Dollar funding for Chinese startups is drying up
International funding for Chinese startups dried up last year, prompting many early-stage tech companies to raise capital and list at home rather than on Wall Street.
Dollar investments in the country’s new businesses fell by nearly three-quarters last year, falling to 19 percent of total capital invested in startups from 39 percent in 2021, according to new data from research group ITJuzi.
Chinese investors and founders say geopolitical tensions with the US, along with Beijing’s tech crackdown and tough zero-Covid policy, have spooked foreign investors. At the same time, growing support from the Chinese government and sanctions from Washington made the renminbi hike more attractive.
The decision to raise dollars or renminbi generally puts Chinese entrepreneurs down two very different paths. One results in successful companies going public in New York or Hong Kong, while the other usually results in a listing in Shanghai, Shenzhen, or Beijing.
“China’s venture market has been very, very different over the past year,” said Zhou Xiang, head of Mingde Capital Advisors, which helps startups raise finance. “The last half of all trades were based in dollars, now it’s 70 or 80 percent RMB,” he said.

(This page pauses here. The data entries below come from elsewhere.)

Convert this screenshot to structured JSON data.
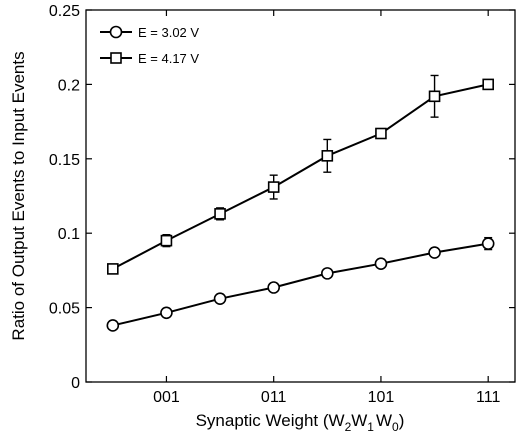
{
  "chart_data": {
    "type": "line",
    "xlabel_main": "Synaptic Weight (W",
    "xlabel_sub2": "2",
    "xlabel_w": "W",
    "xlabel_sub1": "1",
    "xlabel_w0": "W",
    "xlabel_sub0": "0",
    "xlabel_close": ")",
    "ylabel": "Ratio of Output Events to Input Events",
    "x": [
      0,
      1,
      2,
      3,
      4,
      5,
      6,
      7
    ],
    "xlim": [
      -0.5,
      7.5
    ],
    "ylim": [
      0,
      0.25
    ],
    "x_ticks": [
      {
        "x": 1,
        "label": "001"
      },
      {
        "x": 3,
        "label": "011"
      },
      {
        "x": 5,
        "label": "101"
      },
      {
        "x": 7,
        "label": "111"
      }
    ],
    "y_ticks": [
      {
        "y": 0,
        "label": "0"
      },
      {
        "y": 0.05,
        "label": "0.05"
      },
      {
        "y": 0.1,
        "label": "0.1"
      },
      {
        "y": 0.15,
        "label": "0.15"
      },
      {
        "y": 0.2,
        "label": "0.2"
      },
      {
        "y": 0.25,
        "label": "0.25"
      }
    ],
    "grid": false,
    "legend_position": "top-left",
    "series": [
      {
        "name": "E = 3.02 V",
        "marker": "circle",
        "values": [
          0.038,
          0.0465,
          0.056,
          0.0635,
          0.073,
          0.0795,
          0.087,
          0.093
        ],
        "errors": [
          0.002,
          0.002,
          0.002,
          0.002,
          0.002,
          0.002,
          0.002,
          0.004
        ]
      },
      {
        "name": "E = 4.17 V",
        "marker": "square",
        "values": [
          0.076,
          0.095,
          0.113,
          0.131,
          0.152,
          0.167,
          0.192,
          0.2
        ],
        "errors": [
          0.002,
          0.004,
          0.004,
          0.008,
          0.011,
          0.002,
          0.014,
          0.002
        ]
      }
    ]
  }
}
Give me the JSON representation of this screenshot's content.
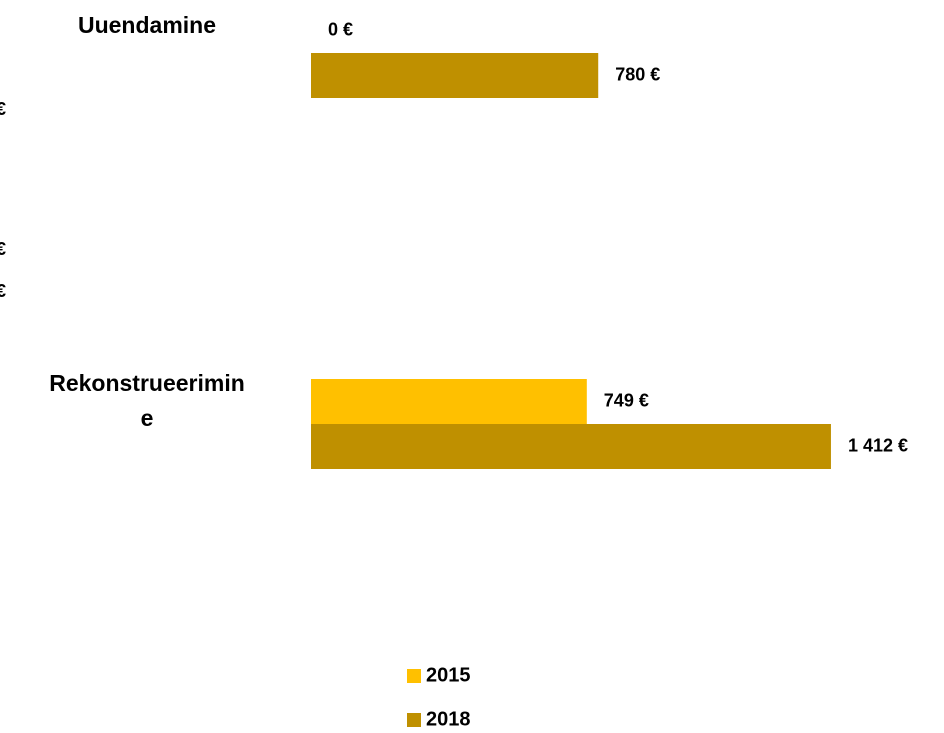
{
  "chart_data": {
    "type": "hbar",
    "categories": [
      "Uuendamine",
      "Rekonstrueerimine"
    ],
    "series": [
      {
        "name": "2015",
        "color": "#FFC000",
        "values": [
          0,
          749
        ],
        "value_labels": [
          "0 €",
          "749 €"
        ]
      },
      {
        "name": "2018",
        "color": "#BF9000",
        "values": [
          780,
          1412
        ],
        "value_labels": [
          "780 €",
          "1 412 €"
        ]
      }
    ],
    "xlim": [
      0,
      1700
    ],
    "annotations": [
      "€",
      "€",
      "€"
    ]
  }
}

Zhou said the waning interest in dollars, particularly in the country’s hip hard-tech sector, is partly due to founders being nervous about potential US sanctions in the future. Beijing has also pushed for indigenous development.
“Chips, robots, AI, the Chinese government also wants these types of companies to be listed in China, not the US,” Zhou said.
The decline in dollar funding for start-ups comes as major international investors retreat from pouring money into China-focused private equity and venture funds. Chinese funds raised just $14 billion last year, compared to $95 billion in 2021, according to Preqin data.
The latest investors to reconsider their China strategy are Singapore’s sovereign wealth fund GIC and the Ontario Teachers’ Pension Plan, two groups that benefited from China deals during the country’s boom years.
Even if Beijing abandons zero-Covid and eases its tech crackdown, it could be difficult for foreign investors to come back. The White House is working to create a screening process for American capital flowing into China to reduce the flow of money from US investors to Chinese companies or sectors that aid the People’s Liberation Army.
While China’s local governments and state-owned corporations have set up hundreds of so-called government leadership funds to support strategic tech giants, analysts and asset data say these have not been enough to offset the loss of international investors.
Beijing has increased support for its most promising high-tech startups. Many have earned the “little giants” designation, an official seal that accompanies access to preferential treatment such as government investment, cheap credit, tax breaks and help in recruiting talent.
Investors say many of the 8,997 “little giants” at the national level have raised renminbi funds since the program was launched in 2019.
By raising the renminbi, they can avoid creating “variable interest entities,” the complex offshore corporate structures used by Chinese corporations in sensitive sectors to raise dollar funding. That makes it easier to sign deals with local governments and state groups, investors said.
“There’s a shift happening,” said a Beijing-based investor at a subsidiary of a Silicon Valley fund. The investor said his company decided to launch a new RMB fund instead of a dollar fund.
Sam Gao, head of Beijing Soft Robot Tech Company, said being awarded the “little giant” label by China’s Ministry of Industry and Information Technology last May was transformative.
The company, which specializes in making handles that robots can use to hold everything from pens to dumplings, received a Rmb50 million investment from a Beijing county government shortly thereafter.
Gao said the banks would also provide Rmb20mn to “little giants” in the form of soft loans. Officials are also helping them do business, he added, noting that a former deputy governor in Zhejiang province had helped them seal Rmb 10 million in deals to automate vacuum bottle production lines by arranging cheap bank loans for several bottle makers .
“We have received clear support from government agencies at all levels,” Gao said.